Nach Ansicht des Ministeriums ist unklar, warum es „auf internationaler Ebene, also auch bei Europameisterschaften, Weltmeisterschaften und Olympischen Spielen, keine Angleichung der Parameter der zulässigen Hormonhöchstwerte“ gibt. Ein weiteres Anliegen des Ministers ist „die Sicherheit der Athleten sowie die Wahrung eines fairen sportlichen Wettkampfs“. Andrea Abodi bezweifelt, ob im Fall der Begegnung zwischen der Neapolitanerin Angela Carini und der algerischen Transgender-Athletin Imane Khelif sportliche Fairness und die gesundheitliche Sicherheit der italienischen Athletin gegeben seien.
Angela Carini hingegen fügt sich in ihr Schicksal. „Ich muss mich an die Entscheidung des IOC halten. Ich werde morgen in den Ring steigen und mein Bestes geben“, so Angela Carini.
Die 25-Jährige aus Neapel ist fest entschlossen, am Donnerstag um 12.20 Uhr in der Klasse bis 66 Kilogramm gegen die Algerierin Imane Khelif anzutreten. Aber im Umfeld der italienischen Box-Nationalmannschaft ist man besorgt über das, was passieren könnte. Hinter vorgehaltener Hand spricht man darüber, dass Angela Carini den Kampf beenden sollte, bevor sie ein gesundheitliches Risiko eingeht.
Während der CONI, der zuständige Minister und der Verband sich vorsichtig äußern, nehmen sich verschiedene Politiker kein Blatt vor den Mund.
„Dieselbe algerische Athletin, der letztes Jahr die Teilnahme an den Boxweltmeisterschaften verwehrt worden war, erhielt dank einer vom IOC auferlegten Regelung grünes Licht, gegen weibliche Athleten anzutreten. Es kann nicht sein, dass im Namen der Inklusion die Rechte der Frauen mit Füßen getreten werden und ihnen die Möglichkeit genommen wird, gleichberechtigt an Wettkämpfen teilzunehmen“, so die Fratelli d’Italia-Kammerabgeordnete Maria Grazia Frijia.

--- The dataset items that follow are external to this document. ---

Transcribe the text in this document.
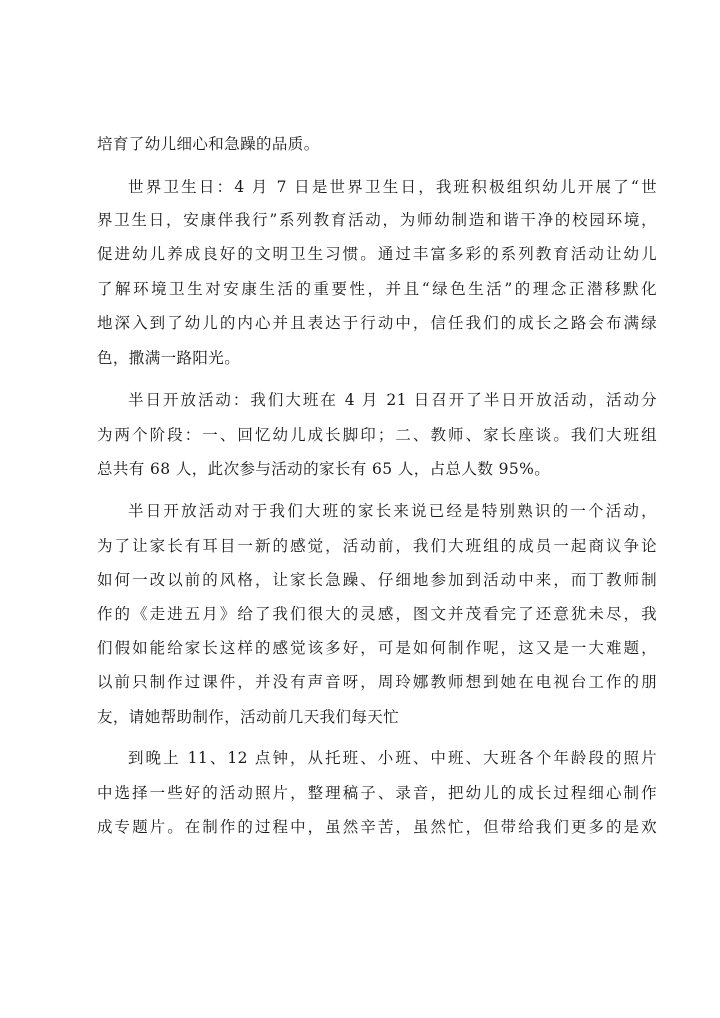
培育了幼儿细心和急躁的品质。
世界卫生日：4 月 7 日是世界卫生日，我班积极组织幼儿开展了“世
界卫生日，安康伴我行”系列教育活动，为师幼制造和谐干净的校园环境，
促进幼儿养成良好的文明卫生习惯。通过丰富多彩的系列教育活动让幼儿
了解环境卫生对安康生活的重要性，并且“绿色生活”的理念正潜移默化
地深入到了幼儿的内心并且表达于行动中，信任我们的成长之路会布满绿
色，撒满一路阳光。
半日开放活动：我们大班在 4 月 21 日召开了半日开放活动，活动分
为两个阶段：一、回忆幼儿成长脚印；二、教师、家长座谈。我们大班组
总共有 68 人，此次参与活动的家长有 65 人，占总人数 95%。
半日开放活动对于我们大班的家长来说已经是特别熟识的一个活动，
为了让家长有耳目一新的感觉，活动前，我们大班组的成员一起商议争论
如何一改以前的风格，让家长急躁、仔细地参加到活动中来，而丁教师制
作的《走进五月》给了我们很大的灵感，图文并茂看完了还意犹未尽，我
们假如能给家长这样的感觉该多好，可是如何制作呢，这又是一大难题，
以前只制作过课件，并没有声音呀，周玲娜教师想到她在电视台工作的朋
友，请她帮助制作，活动前几天我们每天忙
到晚上 11、12 点钟，从托班、小班、中班、大班各个年龄段的照片
中选择一些好的活动照片，整理稿子、录音，把幼儿的成长过程细心制作
成专题片。在制作的过程中，虽然辛苦，虽然忙，但带给我们更多的是欢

Auch der Minister für nachhaltige Infrastruktur und Mobilität, Matteo Salvini, übt harte Kritik. „Die Transboxerin aus Algerien, die von den Boxweltmeisterschaften ausgeschlossen wurde, darf an den Olympischen Spielen teilnehmen und wird gegen unsere Angela Carini antreten. „Ihre Schläge haben mir sehr wehgetan. Ich glaube nicht, dass ich mich in meinen 13 Jahren als Boxerin jemals so gefühlt habe, nicht einmal bei Kämpfen gegen männliche Sparringspartner“, sagte eine mexikanische Athletin, die gegen sie angetreten war. Für die Ethik des Sports und die Glaubwürdigkeit der Olympischen Spiele ist es ein Schlag ins Gesicht“, so Matteo Salvini auf seiner X-Seite.

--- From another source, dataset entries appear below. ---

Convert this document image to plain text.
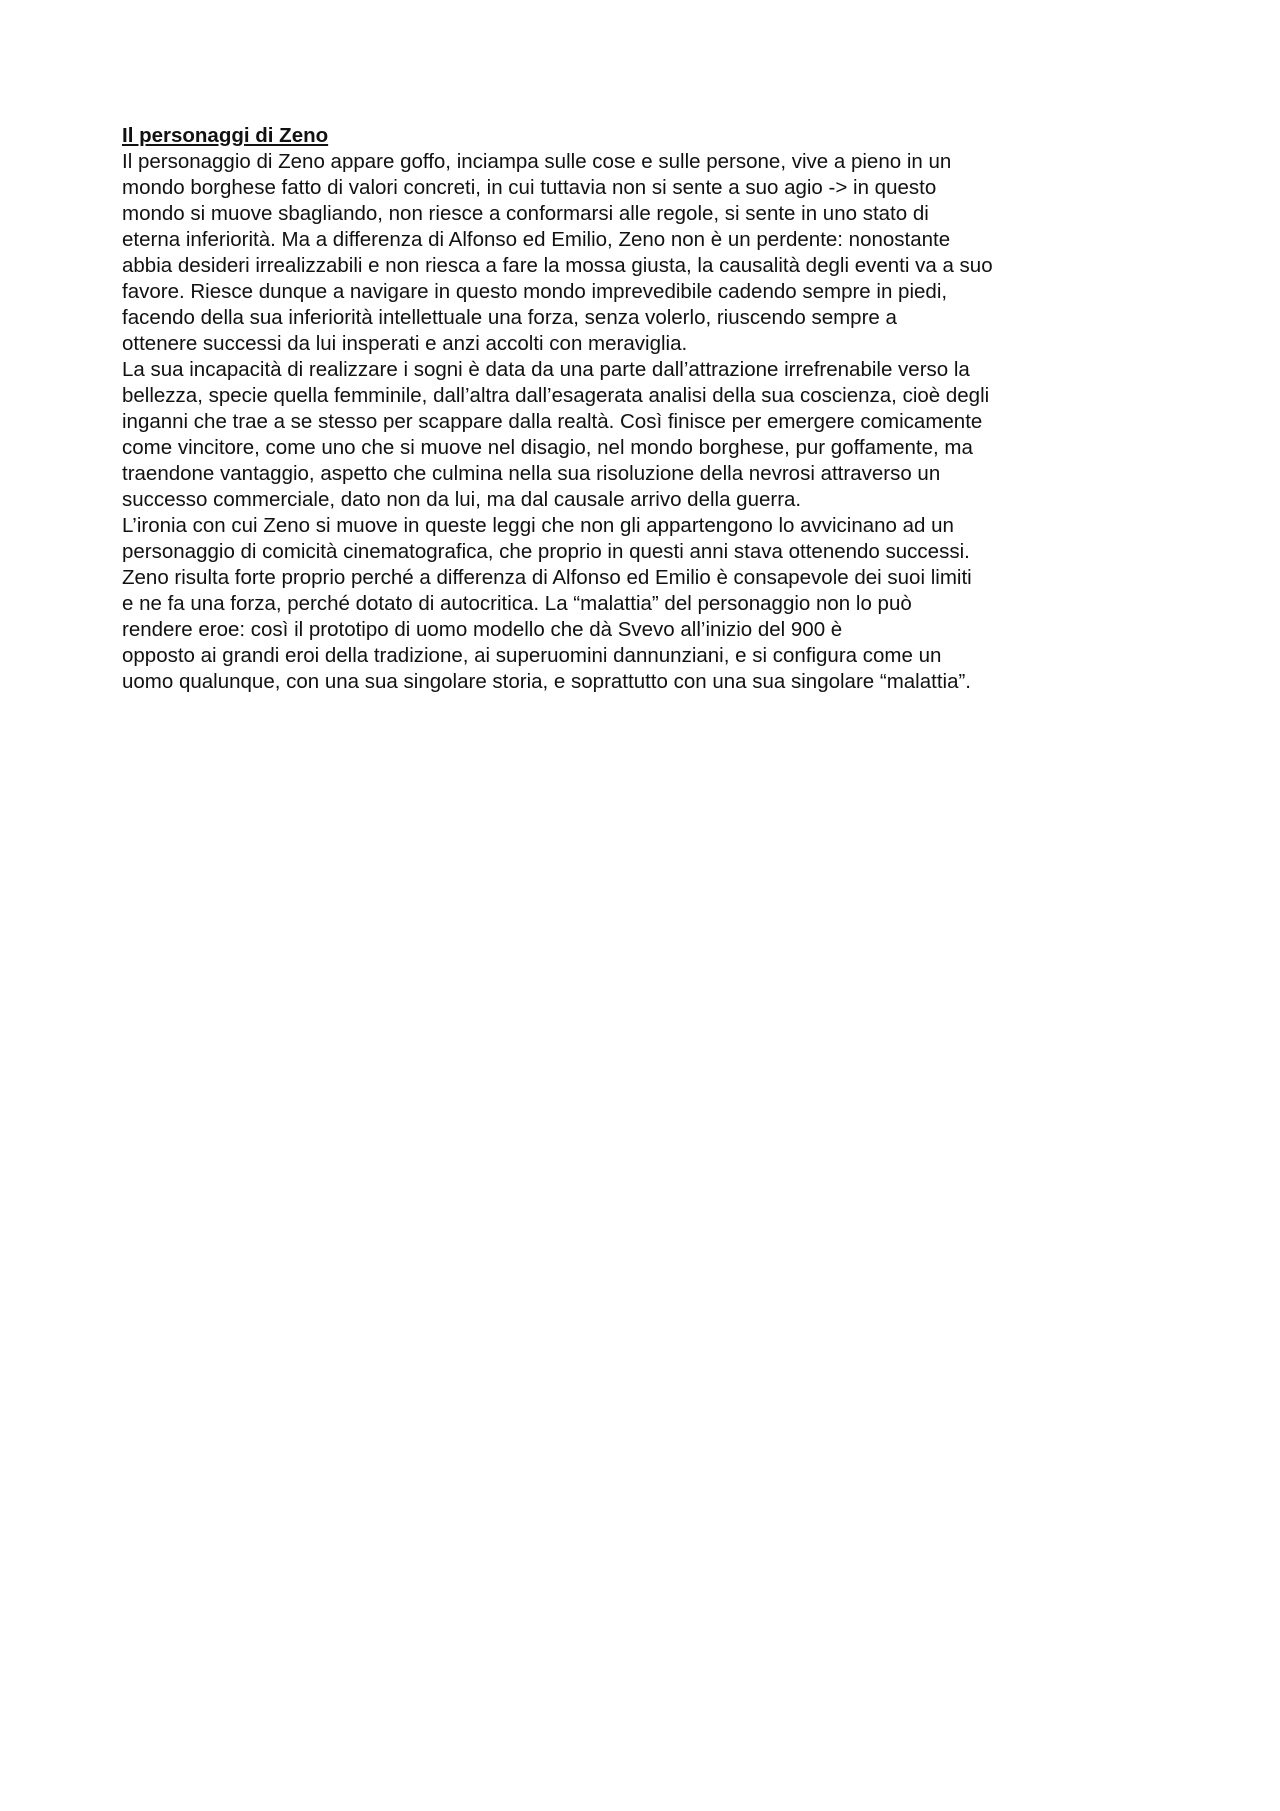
Il personaggi di Zeno
Il personaggio di Zeno appare goffo, inciampa sulle cose e sulle persone, vive a pieno in un
mondo borghese fatto di valori concreti, in cui tuttavia non si sente a suo agio -> in questo
mondo si muove sbagliando, non riesce a conformarsi alle regole, si sente in uno stato di
eterna inferiorità. Ma a differenza di Alfonso ed Emilio, Zeno non è un perdente: nonostante
abbia desideri irrealizzabili e non riesca a fare la mossa giusta, la causalità degli eventi va a suo
favore. Riesce dunque a navigare in questo mondo imprevedibile cadendo sempre in piedi,
facendo della sua inferiorità intellettuale una forza, senza volerlo, riuscendo sempre a
ottenere successi da lui insperati e anzi accolti con meraviglia.
La sua incapacità di realizzare i sogni è data da una parte dall’attrazione irrefrenabile verso la
bellezza, specie quella femminile, dall’altra dall’esagerata analisi della sua coscienza, cioè degli
inganni che trae a se stesso per scappare dalla realtà. Così finisce per emergere comicamente
come vincitore, come uno che si muove nel disagio, nel mondo borghese, pur goffamente, ma
traendone vantaggio, aspetto che culmina nella sua risoluzione della nevrosi attraverso un
successo commerciale, dato non da lui, ma dal causale arrivo della guerra.
L’ironia con cui Zeno si muove in queste leggi che non gli appartengono lo avvicinano ad un
personaggio di comicità cinematografica, che proprio in questi anni stava ottenendo successi.
Zeno risulta forte proprio perché a differenza di Alfonso ed Emilio è consapevole dei suoi limiti
e ne fa una forza, perché dotato di autocritica. La “malattia” del personaggio non lo può
rendere eroe: così il prototipo di uomo modello che dà Svevo all’inizio del 900 è
opposto ai grandi eroi della tradizione, ai superuomini dannunziani, e si configura come un
uomo qualunque, con una sua singolare storia, e soprattutto con una sua singolare “malattia”.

Die Boxbegegnung wird weit über Italien hinaus mit Spannung verfolgt werden. Viele Athletinnen blicken mit Sorge auf Wettkämpfe, an denen Mitbewerberinnen teilnehmen, die nicht als Frauen das Licht der Welt erblickt haben. Kurz nach Donnerstagmittag werden daher viele von ihnen vor dem Fernseher sitzen.